News & Event​

EE Prof. Junmo Kim’s Team, Develop AI That Imagines and Understands How Images Change Like Humans

김준모 교수 유재명 박사과정 증명사진
<Professor Junmo Kim, PhD candidate Jaemyung Yu>

A research team led by Professor Junmo Kim from the Department of Electrical Engineering at KAIST has developed an innovative AI technology that can envision and understand how images change, similar to how humans imagine transformations like rotation or recoloring. This breakthrough goes beyond simply analyzing images, enabling the AI to comprehend and express the processes involved in transforming visual data. The technology holds promise for diverse applications, including medical imaging, autonomous driving, and robotics, where precision and adaptability are essential.

 

AI That Imagine Changes Like Humans (Understands How Images Change, Like Humans)

 

The newly developed technology, Self-supervised Transformation Learning (STL), focuses on enabling AI to learn how images transform.
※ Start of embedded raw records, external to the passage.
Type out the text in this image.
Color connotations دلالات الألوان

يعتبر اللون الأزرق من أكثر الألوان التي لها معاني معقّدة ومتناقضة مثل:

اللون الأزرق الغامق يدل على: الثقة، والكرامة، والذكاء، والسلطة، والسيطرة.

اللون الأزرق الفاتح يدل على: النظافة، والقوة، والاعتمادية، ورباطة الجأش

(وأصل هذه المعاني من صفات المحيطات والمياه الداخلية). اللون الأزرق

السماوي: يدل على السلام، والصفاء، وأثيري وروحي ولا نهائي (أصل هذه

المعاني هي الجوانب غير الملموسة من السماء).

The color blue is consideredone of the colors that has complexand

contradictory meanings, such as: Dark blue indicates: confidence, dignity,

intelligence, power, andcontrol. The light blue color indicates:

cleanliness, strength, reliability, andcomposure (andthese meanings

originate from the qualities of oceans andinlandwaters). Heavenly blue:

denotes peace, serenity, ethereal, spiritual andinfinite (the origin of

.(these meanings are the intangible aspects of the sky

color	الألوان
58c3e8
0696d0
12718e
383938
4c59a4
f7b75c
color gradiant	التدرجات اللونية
STL operates without relying on human-provided labels; instead, it learns transformations by comparing original images with their transformed versions. It independently recognizes changes such as, “This has been rotated,” or, “The color has changed.” This process parallels the way humans observe, imagine, and interpret variations in visual data.

 

Illustration of the roles of the three representation learning approaches that constitute STL
Illustration of the roles of the three representation learning approaches that constitute STL: (a) distinguishing images regardless of transformations, (b) aligning transformation representations for the same transformation applied to different images, and (c) ensuring that relationships between representations of transformed variants of the same image reflect the actual transformation. STL integrates all these roles for comprehensive learning

 

Overcoming the Limitations of Conventional Methods

 

Traditional AI systems often struggle with subtle transformations, focusing primarily on capturing large, overarching features while ignoring finer details. This limitation becomes a significant challenge in scenarios where precise understanding of intricate changes is crucial.

 

STL addresses this gap by learning to encode even the smallest transformations in an image into its feature space—a conceptual map representing the relationships between different data points. Rather than ignoring these changes, STL incorporates them into its feature representations, enabling more accurate and nuanced outcomes.

 

For example, STL excels at recognizing specific alterations, such as random cropping, brightness adjustments, and color modifications, achieving performance improvements of up to 42% over conventional methods. It is particularly adept at handling complex transformations that were previously difficult for AI to manage.

 

Examples of transformations often ignored by existing methods
Examples of transformations often ignored by existing methods. These transformations, though subtle, may carry important differences.

 

Smarter AI for Broader Applications

 

What sets STL apart is its ability to not only understand visual content but also learn and represent transformations themselves. This capability allows STL to detect subtle changes in medical images, such as CT scans, and better interpret diverse conditions in autonomous driving. By incorporating transformations into its understanding, STL can deliver safer and more precise results across various applications.

 

Toward Human-Like Understanding

 

“STL represents a significant leap forward in AI technology, closely mirroring the way humans perceive and interpret changes in images,” said Professor Junmo Kim. “This approach has the potential to drive innovations in fields such as healthcare, robotics, and self-driving cars, where understanding transformations is critical.”

 

The research, conducted by Jaemyung Yu, a PhD candidate at KAIST as the first author, was presented at NeurIPS 2024, one of the world’s leading AI conferences, under the title Self-supervised Transformation Learning for Equivariant Representations. It was supported by the Ministry of Science and ICT through the Institute of Information and Communications Technology Planning and Evaluation (IITP) as part of the SW StarLab program (No. RS-2024-00439020, Development of Sustainable Real-time Multimodal Interactive Generative AI).